Thanks for any suggestion.

Update: (based on @bubba comments)

Some clarifications:

1. I want to map each pair of (x,y) coordinates to the unit disk, not the unit circle.
2. The points I want to map emanate all from the same origin of coordinates. They're also distributed along a set of rays radially distributed
3. Each of these rays have two extrema points ((xA,yA) and (xB,yB)) each of them located at a different distance from the origin. Constrain: when mapped each of these points should be located on r=1
• You have tagged your question (conformal-geometry), but the text of your question doesn't require the map to be conformal. Please clarify this discrepancy. – MvG Oct 18 '12 at 7:03
• Given that a ray starts at the origin and extends to infinity in some definite direction $\phi\in{\mathbb R}/(2\pi)$, what do you mean by the two "extrema points" $(xA,yA)$, $(xB,yB)$ on such a ray? – Christian Blatter Oct 18 '12 at 9:19
• I suppose he means that these two points are the ones (among those on this particular given ray) that have minimum and maximum distance from the origin, respectively. – bubba Oct 22 '12 at 11:07
• @msotaquira: Maybe we don't share the same concept of "ray". To me (and most other people, I think), a "ray" is a semi-infinite line. In other words, it starts at some fixed point (the origin, typically) and it shoots off to infinity in some direction. So, a ray isn't just an infinite line; it's a "half-line". Are your points $(xA,yA)$ and $(xB,yB)$ on the same ray, or are they merely on the same line? Saying it another way -- is the origin allowed to be in between $(xA,yA)$ and $(xB,yB)$? – bubba Oct 22 '12 at 11:14

## 2 Answers

You're really mapping points to the unit disk, not the unit circle.

It looks like the points are all aligned on a finite number of "rays" that emanate radially from the origin. If so, this makes things much easier.

On a given ray, you map points as follows: Let $d$ be the distance from the origin to the outermost point on the ray. The mapping for points on this ray is then just $(x,y) \mapsto (x/d, y/d)$.

If you want a single mapping/deformation that applies uniformly to all points, regardless of what ray they lie on, then some sort of interpolation between rays would be needed. But I won't go into that unless you confirm that you need it.

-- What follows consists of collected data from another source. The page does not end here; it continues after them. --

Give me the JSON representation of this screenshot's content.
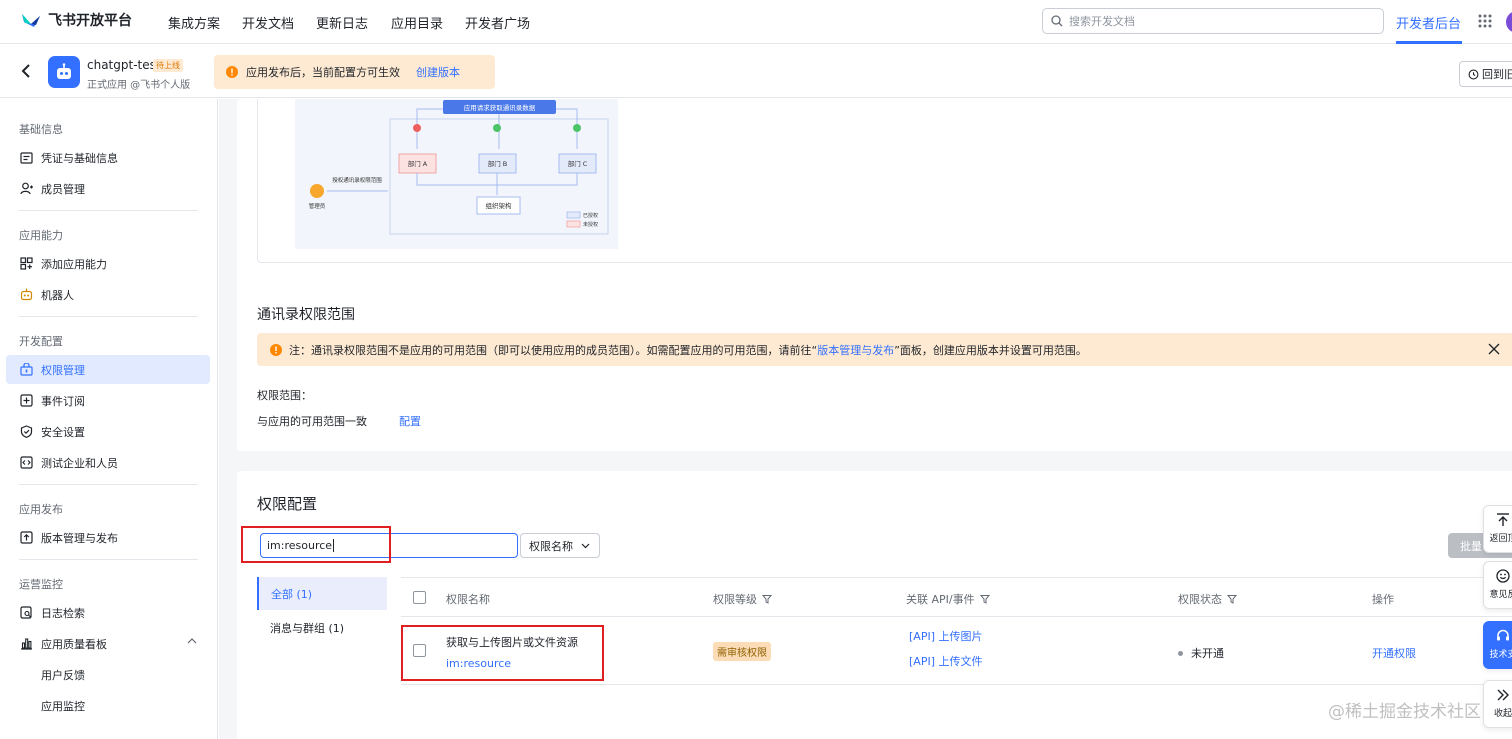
{
  "topnav": {
    "logo_text": "飞书开放平台",
    "items": [
      "集成方案",
      "开发文档",
      "更新日志",
      "应用目录",
      "开发者广场"
    ],
    "search_placeholder": "搜索开发文档",
    "dev_backend": "开发者后台"
  },
  "app": {
    "name": "chatgpt-test",
    "badge": "待上线",
    "subtitle": "正式应用 @飞书个人版",
    "publish_tip": "应用发布后，当前配置方可生效",
    "create_version": "创建版本",
    "rollback": "回到旧"
  },
  "sidebar": {
    "sections": [
      {
        "title": "基础信息",
        "items": [
          "凭证与基础信息",
          "成员管理"
        ]
      },
      {
        "title": "应用能力",
        "items": [
          "添加应用能力",
          "机器人"
        ]
      },
      {
        "title": "开发配置",
        "items": [
          "权限管理",
          "事件订阅",
          "安全设置",
          "测试企业和人员"
        ]
      },
      {
        "title": "应用发布",
        "items": [
          "版本管理与发布"
        ]
      },
      {
        "title": "运营监控",
        "items": [
          "日志检索",
          "应用质量看板"
        ],
        "subitems": [
          "用户反馈",
          "应用监控"
        ]
      }
    ],
    "active": "权限管理"
  },
  "diagram": {
    "top": "应用请求获取通讯录数据",
    "depts": [
      "部门 A",
      "部门 B",
      "部门 C"
    ],
    "org": "组织架构",
    "admin_action": "授权通讯录权限范围",
    "admin": "管理员",
    "legend_granted": "已授权",
    "legend_not": "未授权"
  },
  "contact_scope": {
    "title": "通讯录权限范围",
    "note_prefix": "注：通讯录权限范围不是应用的可用范围（即可以使用应用的成员范围）。如需配置应用的可用范围，请前往“",
    "note_link": "版本管理与发布",
    "note_suffix": "”面板，创建应用版本并设置可用范围。",
    "label": "权限范围：",
    "value": "与应用的可用范围一致",
    "configure": "配置"
  },
  "permissions": {
    "title": "权限配置",
    "search_value": "im:resource",
    "filter": "权限名称",
    "batch": "批量",
    "tabs": [
      {
        "label": "全部 (1)"
      },
      {
        "label": "消息与群组 (1)"
      }
    ],
    "columns": [
      "权限名称",
      "权限等级",
      "关联 API/事件",
      "权限状态",
      "操作"
    ],
    "rows": [
      {
        "name": "获取与上传图片或文件资源",
        "code": "im:resource",
        "level": "需审核权限",
        "apis": [
          "[API] 上传图片",
          "[API] 上传文件"
        ],
        "status": "未开通",
        "action": "开通权限"
      }
    ]
  },
  "float_tools": [
    "返回顶",
    "意见反",
    "技术支",
    "收起"
  ],
  "watermark": "@稀土掘金技术社区",
  "colors": {
    "accent": "#3370ff",
    "warning_bg": "#feead2",
    "highlight_red": "#e02020"
  }
}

• My mistake: I'm really mapping to the unit disk, NOT the unit circle! And yes, the points are all aligned on a finite number of rays emanating from the same origin. The mapping you suggested (x,y)↦(x/d,y/d) would work. However, what I want is one of the extrema points of the ray (say (xA,yA) located at a distance dA from the origin) be mapped to the point r=-1 within the disk, whereas the other extremum (say (xB,yB) located at a distance dB$\neq$dA) be mapped to the point r=1 within the disk. How to accomplish this? Thanks again! – CodificandoBits Oct 18 '12 at 6:38
• Sorry if I was not clear. What I want is that both extrema points be mapped to r=1! See the update I just posted on my original question. – CodificandoBits Oct 18 '12 at 6:48

Your question reads like you're looking for an implementation of the transformation whose existence is stipulated by the Riemann mapping theorem; particularly as you tagged it .

# Literature

Unfortunately, these beasts are rather hard to compute even for simple shapes, with huge numerical issues. The best continuous solutions seem to be based on Schwartz-Christoffel mappings. There is (at least) a whole book on the subject, which might be useful to you:

Driscoll and Trefethen Schwarz-Christoffel Mapping, Cambridge press, 2002

Recent developments in discrete differential geometry provide discretized concepts of conformal maps. One that I have intimate knowledge of is described in this article:

Springborn, Schröder and Pinkall, Conformal Equivalence of Triangle Meshes, ACM Transactions on Graphics 27:3

# Algorithm

So what I'd do is the following:

1. Triangulate both your input shape and the circle in an arbitrary way
2. Choose an arbitrary triangle as intermediate step
3. Map both triangulations onto the triangle using my own implementation of the algorithm from the paper referenced above
4. Use the projective interpolation scheme described in that paper to map points first onto the triangle and from there onto the circle

There are a lot of arbitrary choices in the above approach. There is an arbitrary choice of a triangle, and for both partial mappings there is a choice which vertices of the triangulation should correspond to the corners of the triangle. In the continuous theory, the choice of the triangle is arbitrary, as is the choice of one set of corner vertices. The second choice of corner vertices fixes a Möbius transformation, as the conformal map is unique only up to Möbius transformations.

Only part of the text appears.